Mao-suited officials, blown out with self-importance, encourage hand-clapping and flag-waving as the woman is bundled on stage by police and made to face an audience of Pioneer schoolchildren and townsfolk. If Gu Shan is aware of her eroded human status, she is not allowed to show it, as her vocal cords have been severed. Amid jeers she is hurried to a waiting police van, and driven to her death. Over the following six weeks, 80 or so Muddy River citizens stage a protest. All Gu Shan had done was let slip a few ill-advised remarks about Mao in a letter to a boyfriend, who denounced her. Clutching symbolic white flowers, they queue up to sign a petition calling for her posthumous "rehabilitation". Shortly afterwards, they are rounded up by investigators sent in from Beijing, and "purged" (imprisoned or tortured).

The novel is based on a true story which took place in China two years after Mao's death. The winds of change are blowing through the provinces, yet neighbours are still not to be trusted. Gu Shan's father, a former teacher, is unable to accept what his daughter has done, while her mother is devastated. Other citizens caught up in the "anti-government unrest" include Nini, a young girl with a disability, her 19-year-old suitor Bashi, and beautiful Kai, a newsreader married to a Party official.

Yiyun Li explores these ordinary lives with great sensitivity. Fearing guilt by association, children distance themselves from their parents, or report them to the police. Street-sweepers, factory hands and other "vagrants" are all affected by the execution, a minority exposed as "hidden enemies" within the Party. The Vagrants asks if there was something innately obedient in the Chinese character under 1970s communism. The Red Guard had brooked no criticism of the red leader; "problem citizens" were shut up in reformatories or beaten to death. Even Shan herself, in the days before her political conversion, had been a Red Guard. Yet look at her now, buried in a pauper's grave. Her blighted political life (in Maoist speak, "spoiled biography") had ill-conformed to the communist stereotype of the happy golden youth.

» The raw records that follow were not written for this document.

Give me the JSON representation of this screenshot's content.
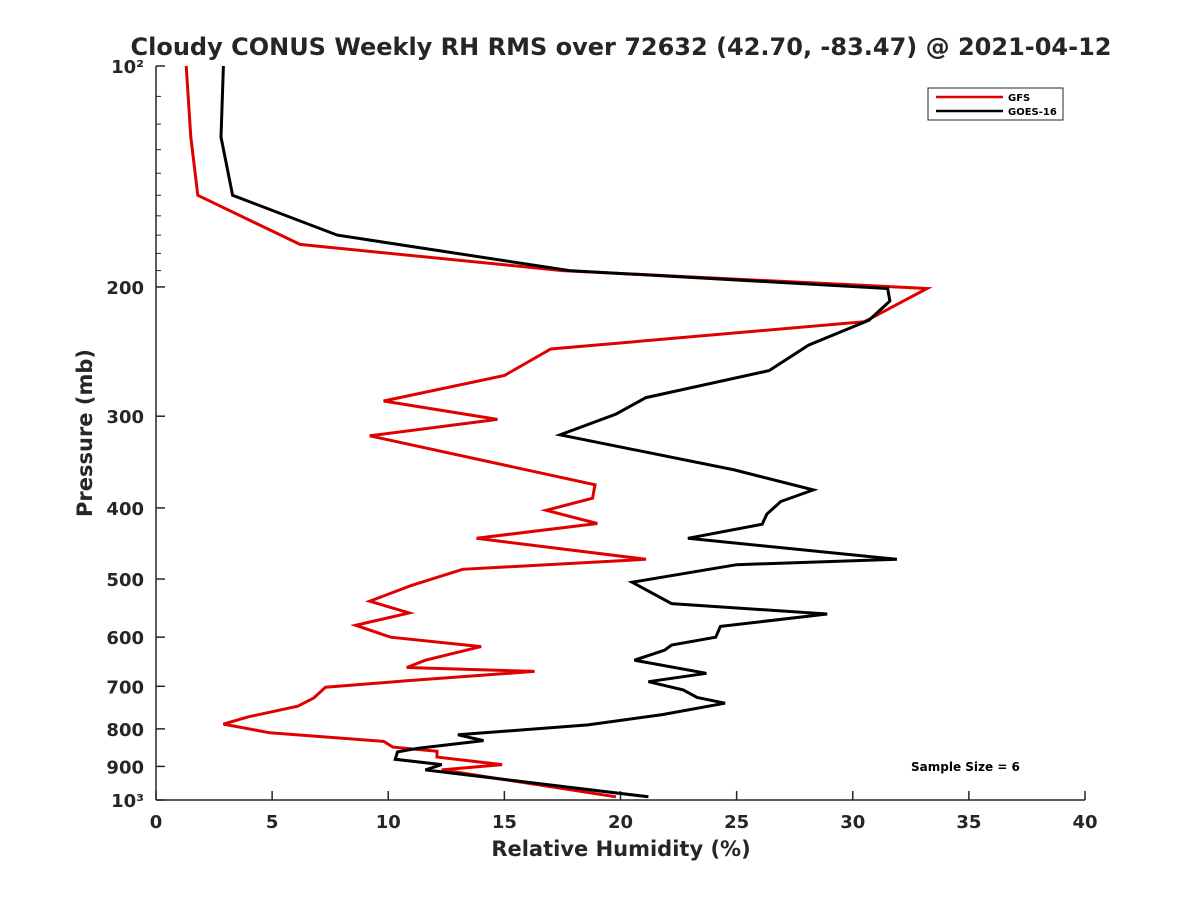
{
  "chart_data": {
    "type": "line",
    "title": "Cloudy CONUS Weekly RH RMS over 72632 (42.70, -83.47) @ 2021-04-12",
    "xlabel": "Relative Humidity (%)",
    "ylabel": "Pressure (mb)",
    "xlim": [
      0,
      40
    ],
    "ylim": [
      100,
      1000
    ],
    "y_scale": "log",
    "y_reversed": true,
    "x_ticks": [
      0,
      5,
      10,
      15,
      20,
      25,
      30,
      35,
      40
    ],
    "x_tick_labels": [
      "0",
      "5",
      "10",
      "15",
      "20",
      "25",
      "30",
      "35",
      "40"
    ],
    "y_ticks": [
      100,
      200,
      300,
      400,
      500,
      600,
      700,
      800,
      900,
      1000
    ],
    "y_tick_labels": [
      "10²",
      "200",
      "300",
      "400",
      "500",
      "600",
      "700",
      "800",
      "900",
      "10³"
    ],
    "grid": false,
    "legend_position": "top-right",
    "annotation": "Sample Size = 6",
    "series": [
      {
        "name": "GFS",
        "color": "#e00000",
        "points": [
          [
            1.3,
            100
          ],
          [
            1.5,
            125
          ],
          [
            1.8,
            150
          ],
          [
            6.2,
            175
          ],
          [
            17.5,
            190
          ],
          [
            33.2,
            201
          ],
          [
            30.5,
            223
          ],
          [
            17.0,
            243
          ],
          [
            15.0,
            264
          ],
          [
            9.8,
            286
          ],
          [
            14.7,
            303
          ],
          [
            9.2,
            319
          ],
          [
            18.9,
            372
          ],
          [
            18.8,
            388
          ],
          [
            16.8,
            403
          ],
          [
            19.0,
            420
          ],
          [
            13.8,
            440
          ],
          [
            21.1,
            470
          ],
          [
            13.2,
            485
          ],
          [
            11.0,
            510
          ],
          [
            9.2,
            536
          ],
          [
            10.9,
            556
          ],
          [
            8.6,
            578
          ],
          [
            10.1,
            600
          ],
          [
            14.0,
            618
          ],
          [
            11.6,
            645
          ],
          [
            10.8,
            660
          ],
          [
            16.3,
            668
          ],
          [
            10.8,
            688
          ],
          [
            7.3,
            702
          ],
          [
            6.8,
            726
          ],
          [
            6.1,
            745
          ],
          [
            4.0,
            770
          ],
          [
            2.9,
            788
          ],
          [
            4.9,
            810
          ],
          [
            9.8,
            832
          ],
          [
            10.2,
            847
          ],
          [
            12.1,
            858
          ],
          [
            12.1,
            874
          ],
          [
            14.9,
            895
          ],
          [
            12.3,
            910
          ],
          [
            19.8,
            990
          ]
        ]
      },
      {
        "name": "GOES-16",
        "color": "#000000",
        "points": [
          [
            2.9,
            100
          ],
          [
            2.8,
            125
          ],
          [
            3.3,
            150
          ],
          [
            7.8,
            170
          ],
          [
            17.8,
            190
          ],
          [
            31.5,
            201
          ],
          [
            31.6,
            209
          ],
          [
            30.7,
            222
          ],
          [
            28.1,
            240
          ],
          [
            26.4,
            260
          ],
          [
            21.1,
            283
          ],
          [
            19.8,
            298
          ],
          [
            17.4,
            318
          ],
          [
            24.9,
            355
          ],
          [
            28.3,
            378
          ],
          [
            26.9,
            392
          ],
          [
            26.3,
            408
          ],
          [
            26.1,
            421
          ],
          [
            22.9,
            440
          ],
          [
            31.9,
            470
          ],
          [
            25.0,
            478
          ],
          [
            20.5,
            505
          ],
          [
            22.2,
            540
          ],
          [
            28.9,
            558
          ],
          [
            24.3,
            580
          ],
          [
            24.1,
            600
          ],
          [
            22.2,
            615
          ],
          [
            21.9,
            625
          ],
          [
            20.6,
            645
          ],
          [
            23.7,
            672
          ],
          [
            21.2,
            690
          ],
          [
            22.7,
            708
          ],
          [
            23.3,
            725
          ],
          [
            24.5,
            738
          ],
          [
            21.8,
            765
          ],
          [
            18.6,
            790
          ],
          [
            13.0,
            815
          ],
          [
            14.1,
            830
          ],
          [
            11.3,
            850
          ],
          [
            10.4,
            860
          ],
          [
            10.3,
            880
          ],
          [
            12.3,
            895
          ],
          [
            11.6,
            910
          ],
          [
            21.2,
            990
          ]
        ]
      }
    ]
  }
}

With its controlled understatement and scrupulous and unsparing lucidity, The Vagrants is a work of great moral poise and dignity. These days, few writers can be said to possess gravitas; yet Yiyun Li exudes a seriousness that would be remarkable in one twice her age. As a chronicle of political betrayal under a modern dictatorship, The Vagrants is a minor classic; I have not read such a compelling work in years.